There is little point in going over all the reasons why Bush administration policy is failing to achieve any of its goals in a post-Saddam Hussein Iraq. That has been done ad nauseum. We are where we are. Whether we should be there or not is really relevant only to historians.

Iraq is a creation of colonialism. There is nothing about it that stems from a natural political, tribal or religious experience or evolution. It is there because it suited someone else to create it, and it is highly unlikely that it will hold together except by dint of colonial or dictatorial force. It was not designed to function under any other circumstances.

The problem is further exacerbated by the fact that every component part of the internal Iraqi struggle for power has supporters and opponents outside the country who are likely to intervene to protect their own interests.

Does this appear like an impossible situation? Absent some as-yet-unidentified power prepared to impose peace on Iraq, it is. The religious and ethnic realities that existed before our invasion of Iraq have not been and cannot be changed by the power of prayer (or even rational discourse).

The Biden-Gelb proposal suggests that a group of surrounding nations and interested parties – Iran, Turkey, Syria and Saudi Arabia – get together and accept responsibility for guiding the successful march of the warring Iraqi components toward peace. This group, in turn, would be “encouraged” by Western governments in its trek toward peace.

A force of regional “interested parties” cannot succeed because in its inclusiveness it brings with it all the issues that create and maintain instability inside Iraq, and all of that on a grander and far more dangerous scale.

The last thing the Turks want is an autonomous Kurdish entity on their southeast border. They assume, probably correctly, that this would destabilize their own country, presenting the millions of Turkish Kurds with an alternative to their current second-class status in Turkey.

The Iranian government would likely view southern Iraq, the oil-rich section of the country where their co-religionists predominate, as a desirable acquisition in a chaotic post-American-withdrawal world. In addition, Iran has not forgotten the war waged against it by Saddam’s Iraq.

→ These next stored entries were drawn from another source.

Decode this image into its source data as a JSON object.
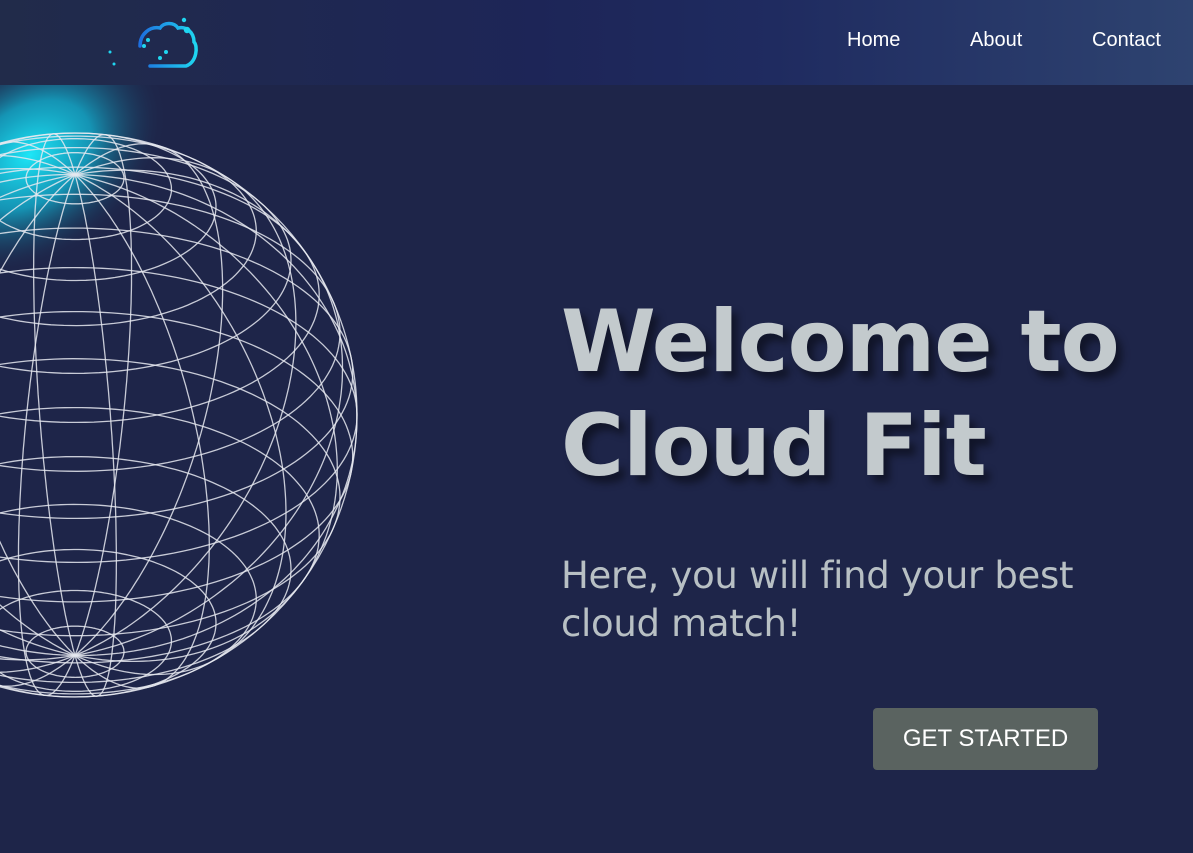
{
  "nav": {
    "logo_icon": "cloud-data-icon",
    "links": [
      {
        "label": "Home"
      },
      {
        "label": "About"
      },
      {
        "label": "Contact"
      }
    ]
  },
  "hero": {
    "title": "Welcome to Cloud Fit",
    "subtitle": "Here, you will find your best cloud match!",
    "cta_label": "GET STARTED",
    "graphic": "wireframe-globe-icon"
  },
  "colors": {
    "background": "#1e2549",
    "navbar_gradient": [
      "#212b4a",
      "#1d2557",
      "#2e4370"
    ],
    "title": "#c3cacd",
    "subtitle": "#b8c0c4",
    "button": "#5a6360",
    "accent_cyan": "#19d9f2",
    "logo_blue": "#1d7fe0"
  }
}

The Sunnis and their outside protectors would be tempted to play the role of spoilers, as the Iraqi Sunnis will have lost not only their long-time disproportionate political power in Iraq, but also their claim to most of Iraq’s oil.

In simple terms, the Biden-Gelb plan comes up against the same set of hard, immutable realities that made our poorly thought out invasion of Iraq so prone to failure. It has a less than equal chance for success.

So, where does all this leave us? Only a dictator or a 21st-century imperial power can solve this issue. As was the case in Vietnam, this war can be won, but not on a timetable that is likely to be politically acceptable here at home.

Considering that most of the rest of the world regards the situation in Iraq to be the result of our own arrogance and destructive policies, there is little chance that we ever will be able to find or create an entity to take on our role in moving Iraq in the direction so naively championed by the Bush administration. With our half-hearted troop commitments, we have lost our chance to find a constructive solution on our own. What is far more likely is a slow slide into civil war (if we are not already there), which could easily lead to a broader religious, ethnic and political armed conflict in the region.

When the U.S. electorate shows insufficient support for this first application of the Bush administration’s policy of pre-emptive unilateralism, it will be time to seriously consider a “cut and run” strategy. This is what we ultimately did in Vietnam. At that point, the American people can look upon this episode as a lesson given by the Republicans and George Bush on the exercise of American power in foreign affairs!

Haviland Smith is a retired CIA station chief who served in Europe and the Middle East and as chief of the counterterrorism staff. He lives in Williston, Vt.